Ах, как есть хотелось! На одной станции стоянка длинная была. На выходе из вокзала – ларёк. А на пяточке у него десять копеек вмёрзло в лёд. Это же целое состояние! Полбуханки хлеба! Люди снуют туда-сюда. Крутился я вокруг час, наверное. Присяду, вроде как шнурок завязываю, отковырнуть пытаюсь, а наледь сверху – сантиметр, не меньше. Хоть плачь. Потом плюнул, нашёл обрезок трубы и отбил эти десять копеек, ни на кого не глядя.

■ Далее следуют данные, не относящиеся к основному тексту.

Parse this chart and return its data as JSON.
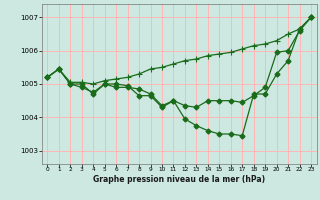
{
  "title": "Graphe pression niveau de la mer (hPa)",
  "bg_color": "#cce8e0",
  "grid_color": "#ffb6b6",
  "line_color": "#1a6b1a",
  "xlim": [
    -0.5,
    23.5
  ],
  "ylim": [
    1002.6,
    1007.4
  ],
  "yticks": [
    1003,
    1004,
    1005,
    1006,
    1007
  ],
  "xticks": [
    0,
    1,
    2,
    3,
    4,
    5,
    6,
    7,
    8,
    9,
    10,
    11,
    12,
    13,
    14,
    15,
    16,
    17,
    18,
    19,
    20,
    21,
    22,
    23
  ],
  "series1_x": [
    0,
    1,
    2,
    3,
    4,
    5,
    6,
    7,
    8,
    9,
    10,
    11,
    12,
    13,
    14,
    15,
    16,
    17,
    18,
    19,
    20,
    21,
    22,
    23
  ],
  "series1_y": [
    1005.2,
    1005.45,
    1005.0,
    1004.9,
    1004.75,
    1005.0,
    1004.9,
    1004.9,
    1004.85,
    1004.7,
    1004.35,
    1004.5,
    1004.35,
    1004.3,
    1004.5,
    1004.5,
    1004.5,
    1004.45,
    1004.65,
    1004.9,
    1005.95,
    1006.0,
    1006.6,
    1007.0
  ],
  "series2_x": [
    0,
    1,
    2,
    3,
    4,
    5,
    6,
    7,
    8,
    9,
    10,
    11,
    12,
    13,
    14,
    15,
    16,
    17,
    18,
    19,
    20,
    21,
    22,
    23
  ],
  "series2_y": [
    1005.2,
    1005.45,
    1005.0,
    1005.0,
    1004.7,
    1005.0,
    1005.0,
    1004.95,
    1004.65,
    1004.65,
    1004.3,
    1004.5,
    1003.95,
    1003.75,
    1003.6,
    1003.5,
    1003.5,
    1003.45,
    1004.7,
    1004.7,
    1005.3,
    1005.7,
    1006.65,
    1007.0
  ],
  "series3_x": [
    0,
    1,
    2,
    3,
    4,
    5,
    6,
    7,
    8,
    9,
    10,
    11,
    12,
    13,
    14,
    15,
    16,
    17,
    18,
    19,
    20,
    21,
    22,
    23
  ],
  "series3_y": [
    1005.2,
    1005.45,
    1005.05,
    1005.05,
    1005.0,
    1005.1,
    1005.15,
    1005.2,
    1005.3,
    1005.45,
    1005.5,
    1005.6,
    1005.7,
    1005.75,
    1005.85,
    1005.9,
    1005.95,
    1006.05,
    1006.15,
    1006.2,
    1006.3,
    1006.5,
    1006.65,
    1007.0
  ]
}
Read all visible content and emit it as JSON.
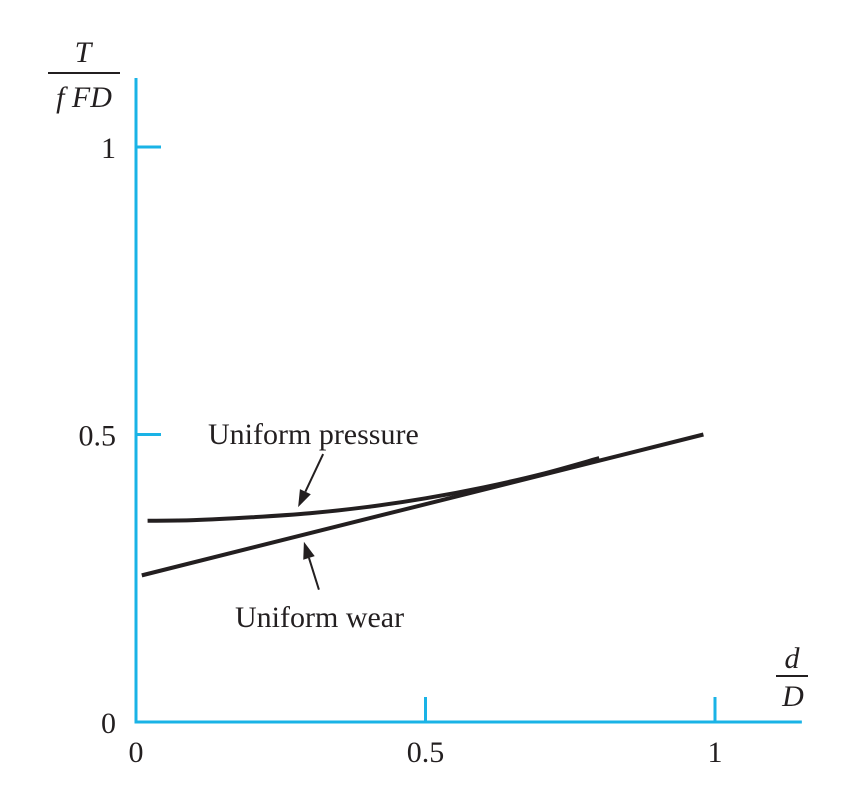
{
  "chart_data": {
    "type": "line",
    "ylabel": {
      "numerator": "T",
      "denominator": "f FD"
    },
    "xlabel": {
      "numerator": "d",
      "denominator": "D"
    },
    "xlim": [
      0,
      1.15
    ],
    "ylim": [
      0,
      1.12
    ],
    "x_ticks": [
      {
        "value": 0,
        "label": "0"
      },
      {
        "value": 0.5,
        "label": "0.5"
      },
      {
        "value": 1,
        "label": "1"
      }
    ],
    "y_ticks": [
      {
        "value": 0,
        "label": "0"
      },
      {
        "value": 0.5,
        "label": "0.5"
      },
      {
        "value": 1,
        "label": "1"
      }
    ],
    "grid": false,
    "series": [
      {
        "name": "Uniform pressure",
        "x": [
          0.02,
          0.1,
          0.2,
          0.3,
          0.4,
          0.5,
          0.6,
          0.7,
          0.8
        ],
        "y": [
          0.35,
          0.351,
          0.356,
          0.363,
          0.374,
          0.389,
          0.408,
          0.431,
          0.459
        ]
      },
      {
        "name": "Uniform wear",
        "x": [
          0.01,
          0.98
        ],
        "y": [
          0.255,
          0.5
        ]
      }
    ],
    "annotations": [
      {
        "text": "Uniform pressure",
        "series": "Uniform pressure",
        "at_x": 0.28
      },
      {
        "text": "Uniform wear",
        "series": "Uniform wear",
        "at_x": 0.29
      }
    ]
  }
}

Купил половинку черняшки да булку французскую – копейки четыре цена - незаметно в кармане унёс. Грешен.
А уж из Воронежа в армию через месяц попал. На призывном пункте меня спрашивают: «Вы хотите служить в армии?» Я отвечаю: «Не хочу». Все в комиссии проснулись даже, оторвались от бумажек, чтобы посмотреть на идиота. А я говорю: «Не достоин ещё. Не дорос. Самосознанием не крепок». Так в стройбате на два года и оказался. Не жалею. Уже не маменькиным сынком был, как новобранцы вокруг. Сибирь побила. Как в раю, жил. И денег девятьсот восемьдесят рублей домой привёз, фантастическую сумму по тем временам.